I stumble and regress, though. It’s part of the journey I suppose and I can’t be too hard on myself. We all falter and I at least have tools to pick myself back up and carry on. It is during times like these, however, where I am just waiting to finish my contract, when a visit home and a new place are just on the horizon, that I find myself idly tortured in some fresh limbo. Waiting for something new, waiting for my drug. And it is so easy to fall back into the same patterns of the past.
Life is hard. I certainly feel lost at times, aimlessly wandering for peace of mind, for human intimacy, for some sense of meaningfulness. All of these things in my head boil down to anxiety, and manifest as such. But I must remind myself that this anxiety I deal with every day isn’t so bad.
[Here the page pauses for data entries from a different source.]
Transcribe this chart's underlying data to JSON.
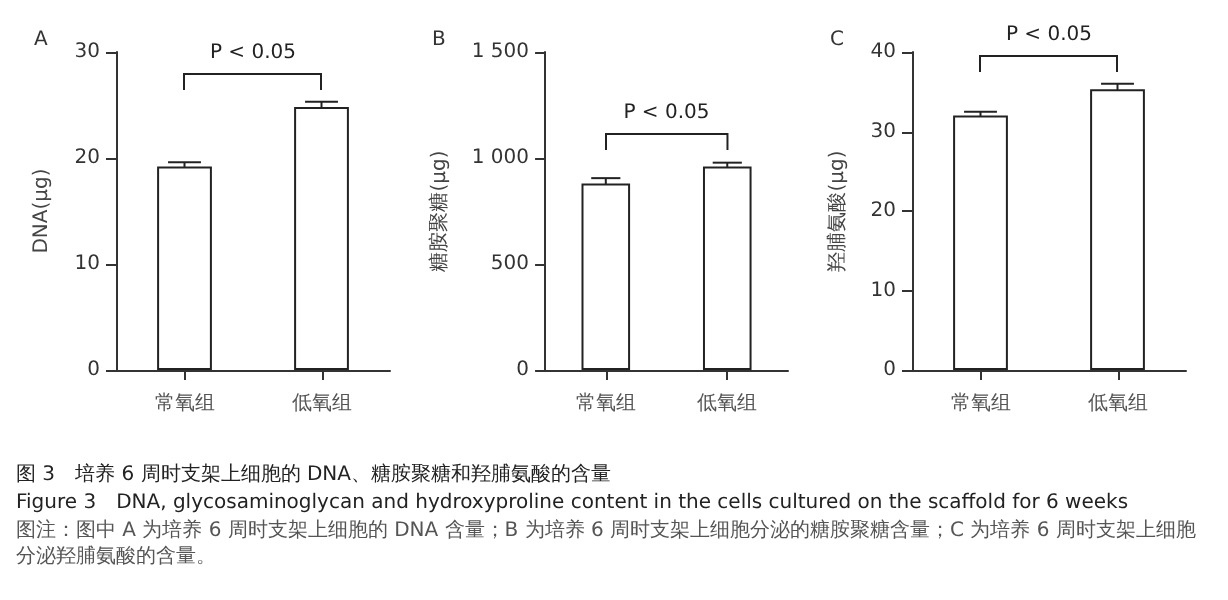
{
  "chart_data": [
    {
      "type": "bar",
      "title": "A",
      "ylabel": "DNA(μg)",
      "categories": [
        "常氧组",
        "低氧组"
      ],
      "values": [
        19.2,
        24.8
      ],
      "errors": [
        0.4,
        0.5
      ],
      "color": "#ffffff",
      "ylim": [
        0,
        30
      ],
      "yticks": [
        0,
        10,
        20,
        30
      ],
      "annotations": [
        "P < 0.05"
      ]
    },
    {
      "type": "bar",
      "title": "B",
      "ylabel": "糖胺聚糖(μg)",
      "categories": [
        "常氧组",
        "低氧组"
      ],
      "values": [
        880,
        960
      ],
      "errors": [
        25,
        18
      ],
      "color": "#ffffff",
      "ylim": [
        0,
        1500
      ],
      "yticks": [
        0,
        500,
        {
          "value": 1000,
          "label": "1 000"
        },
        {
          "value": 1500,
          "label": "1 500"
        }
      ],
      "annotations": [
        "P < 0.05"
      ]
    },
    {
      "type": "bar",
      "title": "C",
      "ylabel": "羟脯氨酸(μg)",
      "categories": [
        "常氧组",
        "低氧组"
      ],
      "values": [
        32.0,
        35.3
      ],
      "errors": [
        0.5,
        0.7
      ],
      "color": "#ffffff",
      "ylim": [
        0,
        40
      ],
      "yticks": [
        0,
        10,
        20,
        30,
        40
      ],
      "annotations": [
        "P < 0.05"
      ]
    },
    {
      "type": "other",
      "title": "图 3　培养 6 周时支架上细胞的 DNA、糖胺聚糖和羟脯氨酸的含量",
      "subtitle": "Figure 3　DNA, glycosaminoglycan and hydroxyproline content in the cells cultured on the scaffold for 6 weeks",
      "annotations": [
        "图注：图中 A 为培养 6 周时支架上细胞的 DNA 含量；B 为培养 6 周时支架上细胞分泌的糖胺聚糖含量；C 为培养 6 周时支架上细胞分泌羟脯氨酸的含量。"
      ]
    }
  ]
}
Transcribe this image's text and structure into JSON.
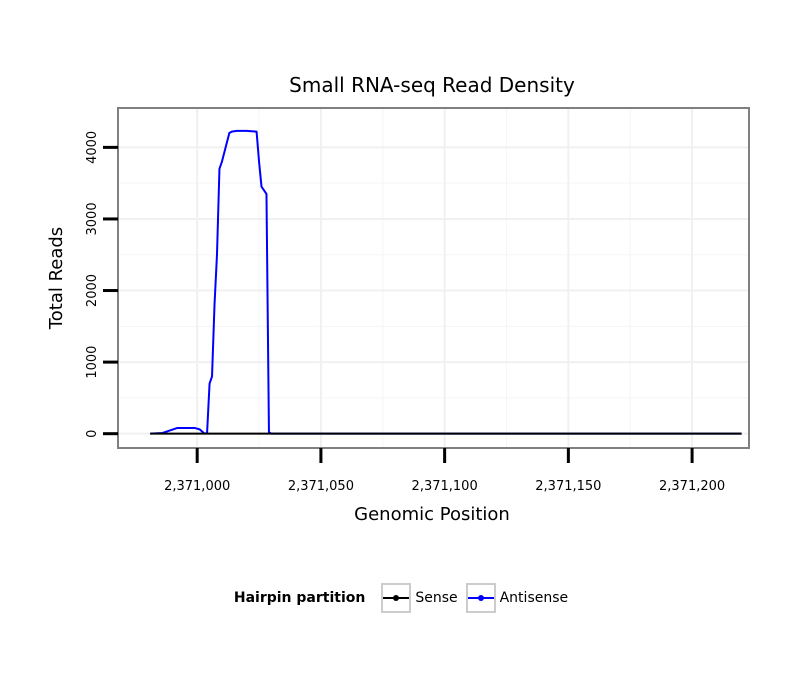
{
  "chart_data": {
    "type": "line",
    "title": "Small RNA-seq Read Density",
    "xlabel": "Genomic Position",
    "ylabel": "Total Reads",
    "xlim": [
      2370968,
      2371223
    ],
    "ylim": [
      -200,
      4550
    ],
    "x_ticks": [
      2371000,
      2371050,
      2371100,
      2371150,
      2371200
    ],
    "x_tick_labels": [
      "2,371,000",
      "2,371,050",
      "2,371,100",
      "2,371,150",
      "2,371,200"
    ],
    "y_ticks": [
      0,
      1000,
      2000,
      3000,
      4000
    ],
    "y_tick_labels": [
      "0",
      "1000",
      "2000",
      "3000",
      "4000"
    ],
    "grid": true,
    "legend_position": "bottom",
    "legend_title": "Hairpin partition",
    "series": [
      {
        "name": "Sense",
        "color": "#000000",
        "x": [
          2370981,
          2371220
        ],
        "y": [
          0,
          0
        ]
      },
      {
        "name": "Antisense",
        "color": "#0000ff",
        "x": [
          2370981,
          2370986,
          2370992,
          2370999,
          2371001,
          2371003,
          2371004,
          2371005,
          2371006,
          2371007,
          2371008,
          2371009,
          2371010,
          2371013,
          2371014,
          2371016,
          2371020,
          2371024,
          2371025,
          2371026,
          2371028,
          2371029,
          2371030,
          2371032,
          2371220
        ],
        "y": [
          0,
          10,
          80,
          80,
          60,
          0,
          10,
          700,
          800,
          1800,
          2500,
          3700,
          3800,
          4200,
          4220,
          4230,
          4230,
          4220,
          3800,
          3450,
          3350,
          20,
          0,
          0,
          0
        ]
      }
    ]
  },
  "legend": {
    "title": "Hairpin partition",
    "items": [
      {
        "label": "Sense",
        "color": "#000000"
      },
      {
        "label": "Antisense",
        "color": "#0000ff"
      }
    ]
  }
}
I always think about how my body is tense and aching with anxiety, but anxiety is really not all too different from general excitement and exuberance. They can both be thought of as heightened states where your body feels tense and like there is some kind of turbulent energy coursing through your veins.
When it comes to anxiety and excitement, it’s just the contextual frame you put around those feelings that make them seem good or bad. The way you interpret those feelings, whether you are drearily anticipating work or going on a roller coaster, is up to you. But most of these feelings aren’t inherently bad. We tell ourselves they are bad, and thus perpetuate a narrative where we suffer. If there is anything I have learned, it is that the external world, that which we fear the most, is secondary. The external world is only a projection of the real master, the internal state, the mind.
With all of this in mind, I practiced mindfulness and gratitude today after several days of having a black cloud over me. I am proud of that. I did something. I stepped in a new, hopefully more positive and empowered direction. I have much to be thankful for and I don’t want to let the negative brat in my mind win. I will keep fighting the good fight and see where this life takes me. To the next adventure!